The Thing § 175
Neither the general, long outworn meaning of the term "thing," as used in philosophy, nor the Old High German meaning of the word thing, however, are of the least help to us in our pressing need to discover and give adequate thought to the essential source of what we are now saying about the nature of the jug. However, one semantic factor in the old usage of the word thing, namely "gathering," does speak to the nature of the jug as we earlier had it in mind.
The jug is a thing neither in the sense of the Roman res, nor in the sense of the medieval ens, let alone in the modern sense of object. The jug is a thing insofar as it things. The presence of something present such as the jug comes into its own, appropriatively manifests and determines itself, only from the thinging of the thing.
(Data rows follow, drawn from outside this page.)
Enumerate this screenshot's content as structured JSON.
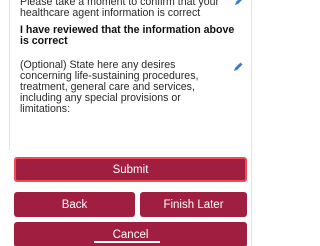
{
  "content": {
    "partial_line": "Please take a moment to confirm that your healthcare agent information is correct",
    "reviewed_statement": "I have reviewed that the information above is correct",
    "optional_statement": "(Optional) State here any desires concerning life-sustaining procedures, treatment, general care and services, including any special provisions or limitations:"
  },
  "icons": {
    "edit": "pencil-icon"
  },
  "colors": {
    "button_bg": "#a01e40",
    "focus_border": "#f04a55",
    "pencil": "#3a7bd5"
  },
  "buttons": {
    "submit": "Submit",
    "back": "Back",
    "finish_later": "Finish Later",
    "cancel": "Cancel"
  }
}
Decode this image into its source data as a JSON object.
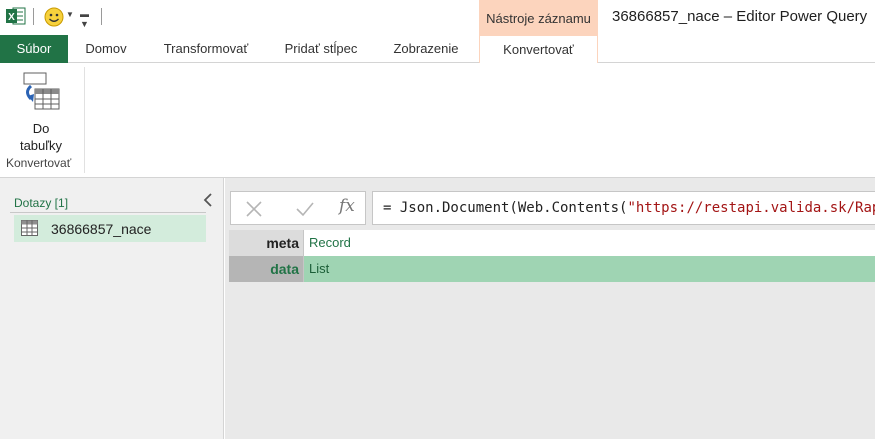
{
  "titlebar": {
    "contextual_tab": "Nástroje záznamu",
    "window_title": "36866857_nace – Editor Power Query"
  },
  "tabs": [
    {
      "label": "Súbor"
    },
    {
      "label": "Domov"
    },
    {
      "label": "Transformovať"
    },
    {
      "label": "Pridať stĺpec"
    },
    {
      "label": "Zobrazenie"
    },
    {
      "label": "Konvertovať"
    }
  ],
  "ribbon": {
    "to_table_label": "Do\ntabuľky",
    "group_label": "Konvertovať"
  },
  "queries": {
    "header": "Dotazy [1]",
    "items": [
      {
        "label": "36866857_nace"
      }
    ]
  },
  "formula_bar": {
    "prefix": "= Json.Document(Web.Contents(",
    "string": "\"https://restapi.valida.sk/Rapi"
  },
  "record": {
    "rows": [
      {
        "field": "meta",
        "value": "Record"
      },
      {
        "field": "data",
        "value": "List"
      }
    ]
  },
  "colors": {
    "accent": "#217346",
    "contextual": "#fcd4bd",
    "selected_row": "#9fd4b3"
  }
}
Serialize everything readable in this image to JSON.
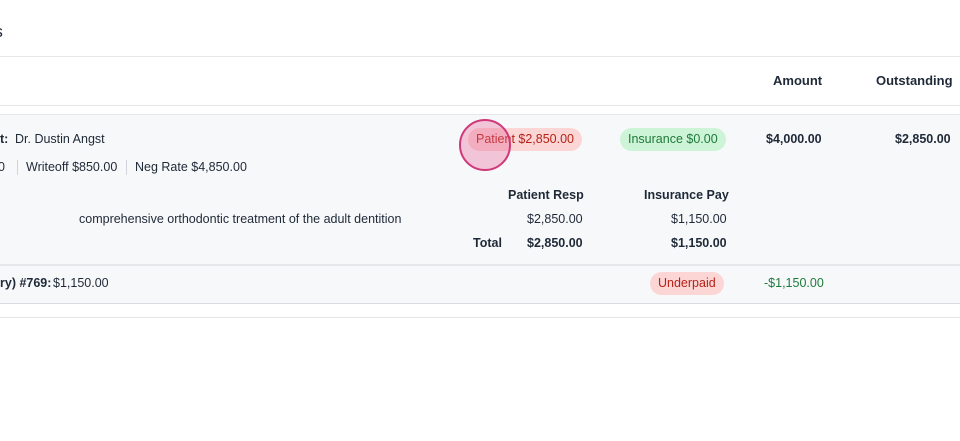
{
  "page": {
    "title_partial": "nts"
  },
  "table": {
    "headers": {
      "amount": "Amount",
      "outstanding": "Outstanding"
    }
  },
  "claim": {
    "provider_label": "t:",
    "provider_name": "Dr. Dustin Angst",
    "stats": {
      "first_partial": "0",
      "writeoff": "Writeoff $850.00",
      "neg_rate": "Neg Rate $4,850.00"
    },
    "patient_pill": "Patient $2,850.00",
    "insurance_pill": "Insurance $0.00",
    "amount": "$4,000.00",
    "outstanding": "$2,850.00",
    "detail": {
      "col_patient_resp": "Patient Resp",
      "col_insurance_pay": "Insurance Pay",
      "rows": [
        {
          "description": "comprehensive orthodontic treatment of the adult dentition",
          "patient_resp": "$2,850.00",
          "insurance_pay": "$1,150.00"
        }
      ],
      "total_label": "Total",
      "total_patient_resp": "$2,850.00",
      "total_insurance_pay": "$1,150.00"
    }
  },
  "payment": {
    "label_partial": "ry) #769:",
    "amount": "$1,150.00",
    "status": "Underpaid",
    "difference": "-$1,150.00"
  },
  "colors": {
    "pill_red_bg": "#fcd5d5",
    "pill_red_text": "#b42318",
    "pill_green_bg": "#cdf4d7",
    "pill_green_text": "#1e7a3a",
    "negative_value": "#1e7a3a",
    "panel_bg": "#f7f8fa"
  }
}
Today everything present is equally near and equally far. The distanceless prevails. But no abridging or abolishing of distances brings nearness. What is nearness? To discover the nature of nearness, we gave thought to the jug near by. We have sought the nature of nearness and found the nature of the jug as a thing. But in this discovery we also catch sight of the nature of nearness. The thing things. In thinging, it stays earth and sky, divinities and mortals. Staying, the thing brings the four, in their remoteness, near to one another. This bringing-near is nearing. Nearing is the presencing of nearness. Nearness brings near—draws nigh to one another—the far and, indeed, as the far. Nearness preserves farness. Preserving farness, nearness presences nearness in nearing that farness. Bringing near in this way, nearness conceals its own self and remains, in its own way, nearest of all.
The thing is not "in" nearness, "in" proximity, as if nearness were a container. Nearness is at work in bringing near, as the thinging of the thing.
Thinging, the thing stays the united four, earth and sky, divinities and mortals, in the simple onefold of their self-unified fourfold.